The Fed surveys employers eight times a year using anecdotal information from the interviews to analyze the nation’s economic condition. In Tuesday’s report, it said economies in most of its 12 districts (Cleveland, Richmond, Atlanta, Chicago, Kansas City, Dallas, St. Louis, Minneapolis, and San Francisco) were growing, in contrast to the Boston district.
It attributed weaker economic conditions in the New York region to the impact of Hurricane Sandy.
Economists have predicted a slowdown in the Massachusetts economy. The state’s economy was not as deeply affected as other parts of the nation during the 2008 recession, largely due to the strength of the region’s high-tech, education, and medical industries. More recently, the region has been hurt by the economic crisis in Europe, its largest export market.
In New England, employers said demand for technology services and equipment was weaker than expected, and they were less upbeat than a year ago. Many expressed heightened anxiety about how Congress will resolve year-end tax and spending issues and the so-called fiscal cliff. Such uncertainty has “rendered many potential clients unwilling to commit to projects,” the report said.
The survey also found that sales of condominium and single-family homes across New England had slowed in September. Real estate agents attributed the downturn to a dwindling number of properties in the market and “damped confidence” in the local economy.

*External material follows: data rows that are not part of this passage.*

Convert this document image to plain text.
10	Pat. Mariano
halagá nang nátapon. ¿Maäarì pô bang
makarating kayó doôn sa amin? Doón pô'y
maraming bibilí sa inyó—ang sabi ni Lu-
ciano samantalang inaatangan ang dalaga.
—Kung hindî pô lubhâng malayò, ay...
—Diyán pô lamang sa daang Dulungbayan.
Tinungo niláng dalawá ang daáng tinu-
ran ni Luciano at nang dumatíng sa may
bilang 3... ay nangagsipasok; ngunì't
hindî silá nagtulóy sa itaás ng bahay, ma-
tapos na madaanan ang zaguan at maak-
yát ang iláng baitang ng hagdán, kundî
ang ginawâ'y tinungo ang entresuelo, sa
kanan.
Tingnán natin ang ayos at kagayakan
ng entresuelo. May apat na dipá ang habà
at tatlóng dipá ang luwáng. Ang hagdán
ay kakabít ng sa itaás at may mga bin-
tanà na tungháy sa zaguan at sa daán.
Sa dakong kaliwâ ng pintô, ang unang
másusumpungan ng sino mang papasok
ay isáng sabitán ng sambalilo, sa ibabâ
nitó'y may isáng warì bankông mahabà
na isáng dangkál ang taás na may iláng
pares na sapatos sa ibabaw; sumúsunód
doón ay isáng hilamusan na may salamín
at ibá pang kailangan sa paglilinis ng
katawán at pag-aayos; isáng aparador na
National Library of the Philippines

In the retail sector, sales of adult apparel and home furnishings continued to be strong across New England. And some retailers said they had increased hiring in anticipation of the holiday season.
Manufacturers offered a weaker picture of growth, generally reporting that they are growing due to unusual factors. For example, a manufacturer of medical equipment said spending increases by the US Department of Veterans Affairs had led to a surge in demand for its products.
Many also said their capital plans for 2013 involved spending on projects outside the United States.